As part of its efforts to strengthen its anti-bribery and corruption enforcement framework and comply with international obligations, the Australian government has introduced two new criminal offences relating to “false accounting” into the Commonwealth Criminal Code.

What’s new?

On 29 February 2016, Royal Assent was given to the Crimes Legislation Amendment (Proceeds of Crime and Other Measures) Act 2016. The Act, among other things, introduces two new offences relating to the “false dealing with accounting documents”.

The new offences are designed to implement Australia’s obligations as a party to the Organisation for Economic Cooperation and Development (OECD) Convention on Combating Bribery of Foreign Public Officials in International Business Transactions. Article 8 of that Convention requires its members to take measures to prohibit the establishment of off-the-books accounts, as well as the use of false documents, by companies for the purpose of bribing foreign public officials or hiding such bribery.

False dealing with accounting documents

It is now an offence for a person to:

  1. make, alter, destroy or conceal an accounting document, or
  2. fail to make or alter an accounting document that the person is under a duty to make or alter;

where the act or omission is done with the intention that the person’s conduct would facilitate, conceal or disguise the receiving or giving of a benefit that is not legitimately due, or a loss that is not legitimately incurred.
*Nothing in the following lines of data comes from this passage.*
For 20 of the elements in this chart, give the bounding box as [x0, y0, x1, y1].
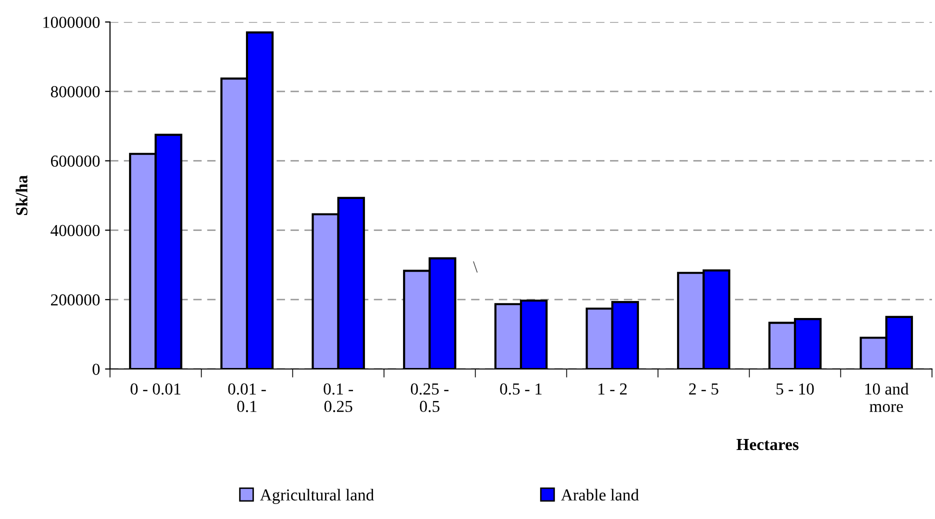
- y-tick-label: 800000: [50, 86, 100, 98]
- x-tick-label: 0.1 - 0.25: [324, 383, 354, 412]
- annotation: \: [473, 261, 478, 273]
- y-tick-label: 600000: [50, 156, 100, 167]
- y-tick-label: 1000000: [43, 16, 100, 28]
- x-axis-title: Hectares: [736, 439, 799, 450]
- x-tick-label: 0.01 - 0.1: [228, 383, 266, 412]
- x-tick-label: 2 - 5: [689, 383, 718, 395]
- legend-label: Arable land: [561, 488, 639, 501]
- x-tick-label: 1 - 2: [598, 383, 627, 394]
- x-tick-label: 0 - 0.01: [130, 383, 180, 395]
- x-tick-label: 5 - 10: [776, 383, 814, 395]
- x-tick-label: 10 and more: [865, 382, 909, 412]
- y-axis-title: Sk/ha: [16, 175, 28, 215]
- y-tick-label: 200000: [51, 294, 100, 306]
- y-tick-label: 0: [92, 364, 100, 375]
- legend-label: Agricultural land: [260, 488, 374, 504]
- x-tick-label: 0.5 - 1: [500, 383, 542, 395]
- x-tick-label: 0.25 - 0.5: [410, 383, 449, 412]
- y-tick-label: 400000: [50, 224, 100, 236]
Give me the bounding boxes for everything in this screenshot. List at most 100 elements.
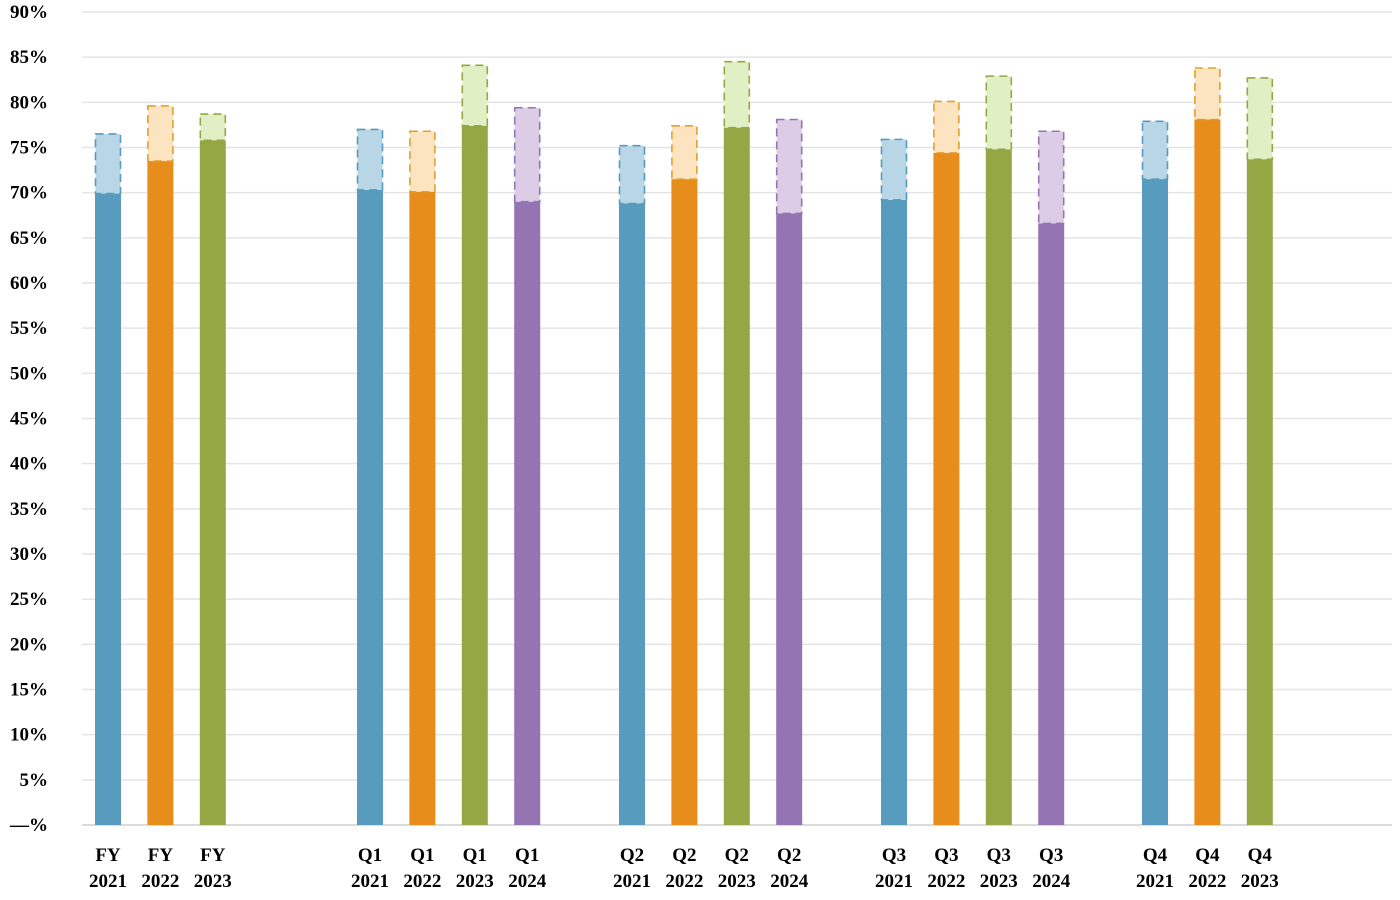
y-tick-label: 45%: [10, 409, 48, 430]
x-tick-label-year: 2023: [980, 871, 1018, 892]
bar-range-q4-2022: [1194, 67, 1221, 121]
bar-q1-2023: [461, 125, 488, 825]
y-tick-label: 25%: [10, 589, 48, 610]
x-tick-label-period: FY: [200, 845, 226, 866]
bar-q4-2023: [1246, 159, 1273, 825]
x-tick-label-year: 2021: [351, 871, 389, 892]
x-tick-label: Q1 2022: [403, 845, 441, 892]
bar-q4-2022: [1194, 119, 1221, 826]
bar-range-fy-2022: [147, 105, 174, 162]
x-tick-label: Q1 2024: [508, 845, 547, 892]
bar-range-q1-2022: [409, 130, 436, 193]
x-tick-label-period: Q3: [987, 845, 1011, 866]
bar-q4-2021: [1142, 179, 1168, 825]
x-tick-label: Q3 2022: [927, 845, 965, 892]
y-tick-label: 85%: [10, 47, 48, 68]
bar-range-q1-2023: [461, 64, 489, 127]
y-tick-label: 35%: [10, 499, 48, 520]
x-tick-label-year: 2022: [1188, 871, 1226, 892]
x-tick-label: Q1 2021: [351, 845, 389, 892]
x-tick-label-period: Q2: [672, 845, 696, 866]
x-tick-label-year: 2024: [770, 871, 809, 892]
x-tick-label: FY 2022: [141, 845, 179, 892]
bar-range-q1-2024: [513, 106, 541, 203]
y-tick-label: 5%: [20, 770, 49, 791]
bar-range-q1-2021: [356, 128, 384, 191]
bar-q2-2021: [619, 203, 645, 826]
x-tick-label-period: Q2: [620, 845, 644, 866]
bar-range-q3-2024: [1037, 130, 1065, 225]
bar-q2-2022: [671, 179, 698, 825]
x-tick-label: Q1 2023: [456, 845, 494, 892]
x-tick-label-period: FY: [95, 845, 121, 866]
bar-range-q3-2021: [880, 138, 908, 201]
bar-fy-2023: [199, 140, 226, 826]
bar-range-q4-2021: [1141, 120, 1169, 180]
x-tick-label-period: Q3: [934, 845, 958, 866]
x-tick-label-period: Q4: [1143, 845, 1168, 866]
x-tick-label: Q2 2023: [718, 845, 756, 892]
bar-range-q2-2021: [618, 144, 646, 205]
x-tick-label-period: Q4: [1195, 845, 1220, 866]
bar-q1-2024: [514, 201, 541, 825]
x-tick-label: FY 2021: [89, 845, 127, 892]
y-tick-label: —%: [9, 815, 48, 836]
y-tick-label: 15%: [10, 680, 48, 701]
bar-q1-2022: [409, 191, 436, 826]
x-tick-label-year: 2022: [927, 871, 965, 892]
x-tick-label: Q2 2024: [770, 845, 809, 892]
y-axis-tick-labels: —% 5% 10% 15% 20% 25% 30% 35% 40% 45% 50% 55% 60% 65%…: [9, 2, 48, 836]
x-tick-label-period: Q2: [725, 845, 749, 866]
x-tick-label: Q4 2023: [1241, 845, 1279, 892]
x-tick-label-period: FY: [148, 845, 174, 866]
y-tick-label: 50%: [10, 363, 48, 384]
x-tick-label-period: Q1: [463, 845, 487, 866]
bar-q3-2023: [985, 149, 1012, 826]
bar-range-q2-2023: [723, 60, 751, 129]
bar-q3-2024: [1038, 223, 1065, 825]
y-tick-label: 10%: [10, 725, 48, 746]
x-tick-label: Q3 2024: [1032, 845, 1071, 892]
x-tick-label-period: Q1: [515, 845, 539, 866]
x-tick-label-period: Q3: [1039, 845, 1063, 866]
y-tick-label: 80%: [10, 92, 48, 113]
y-tick-label: 60%: [10, 273, 48, 294]
bar-q2-2023: [723, 127, 750, 826]
x-tick-label: Q3 2021: [875, 845, 913, 892]
y-tick-label: 90%: [10, 2, 48, 23]
bar-q1-2021: [357, 189, 383, 825]
x-tick-label-year: 2021: [613, 871, 651, 892]
x-tick-label-period: Q3: [882, 845, 906, 866]
x-tick-label-period: Q1: [358, 845, 382, 866]
x-tick-label-period: Q1: [410, 845, 434, 866]
bars: [94, 60, 1274, 826]
bar-fy-2022: [147, 161, 174, 826]
x-tick-label: Q3 2023: [980, 845, 1018, 892]
bar-range-q2-2024: [775, 118, 803, 215]
bar-q3-2022: [933, 152, 960, 826]
bar-range-fy-2021: [94, 133, 122, 195]
x-tick-label-year: 2022: [403, 871, 441, 892]
x-tick-label-year: 2023: [718, 871, 756, 892]
x-tick-label-year: 2022: [141, 871, 179, 892]
bar-range-fy-2023: [199, 113, 227, 142]
bar-range-q3-2023: [985, 75, 1013, 151]
x-tick-label-year: 2023: [1241, 871, 1279, 892]
x-tick-label-year: 2022: [665, 871, 703, 892]
x-tick-label-period: Q2: [777, 845, 801, 866]
bar-range-q3-2022: [933, 100, 960, 154]
x-tick-label-year: 2023: [194, 871, 232, 892]
x-axis-tick-labels: FY 2021 FY 2022 FY 2023 Q1 2021 Q1 2022 Q1 2023 Q1 20…: [89, 845, 1279, 892]
bar-range-q2-2022: [671, 125, 698, 180]
bar-range-q4-2023: [1246, 77, 1274, 161]
x-tick-label: Q2 2021: [613, 845, 651, 892]
x-tick-label-year: 2021: [1136, 871, 1174, 892]
y-tick-label: 70%: [10, 183, 48, 204]
bar-fy-2021: [95, 193, 121, 825]
x-tick-label-period: Q4: [1248, 845, 1273, 866]
y-tick-label: 75%: [10, 138, 48, 159]
x-tick-label: Q2 2022: [665, 845, 703, 892]
y-tick-label: 30%: [10, 544, 48, 565]
y-tick-label: 55%: [10, 318, 48, 339]
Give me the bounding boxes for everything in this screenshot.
The legislation introduces a second offence, which is the exact same as the first except that it applies where a person is reckless as to whether the making, alteration, destruction or concealment of the document (or the failure to make or alter the document) facilitates, conceals or disguises the relevant benefit or loss.

The offences apply to “accounting documents”. These are given a broad definition and include:

  • any account, record or document made or required for any accounting purpose;
  • any register under the Corporations Act 2001 (Cth); and
  • any financial report or financial records within the meaning of that Act.

It is not necessary for the prosecution to prove that the defendant, or another person actually received or gave a benefit or that any loss was incurred. It is also not necessary to prove that the defendant intended that a particular person receive or give a benefit, or incur a loss.

These provisions are similar to those already contained in the US Foreign Corrupt Practices Act 1977. The books and records offences, as they are commonly known in the United States, have been a major source of prosecutions for the relevant civil and criminal regulators. The Australian false accounting provisions have the same potential and for that reason companies should ensure they have proper policies and procedures in place.


For individuals, the first offence of false dealing with accounting documents carries a penalty of 10 years’ imprisonment or a fine of $1.8 million (or both). Meanwhile, corporations found to be liable face a penalty, which is the greater of:

  • $18 million;
  • three times the value of the benefit obtained by the body corporate and any related body corporate from the offence; or
  • 10% of the annual turnover of the body corporate during the previous 12 months.

The penalties for the second offence, which has the lower requisite state of mind of recklessness, are half of these amounts.

Corporations can be liable for acts of employees, agents and officers

Under the Commonwealth Criminal Code corporations can be liable for the acts of their employees, agents and officers where:

  • the board of directors or a high managerial agent carried out or engaged in the conduct, or authorised or permitted the offence;
  • there was a corporate culture that directed, encouraged, tolerated or led to non-compliance with the offence; or
  • the corporation failed to create and maintain a corporate culture that required compliance with the relevant provision.

It is, therefore, essential that companies focus on creating a corporate culture which makes clear that bribery, corruption and other unethical business practices will not be tolerated. A genuine top-down commitment to ethical practices combined with regular compliance training is essential for companies wishing to achieve this.

What do you need to do?

  • Review and, if necessary, update your current anti-bribery and corruption policies to reflect the changes.
  • Ensure your employees, agents and officers are aware of the new laws and their obligations.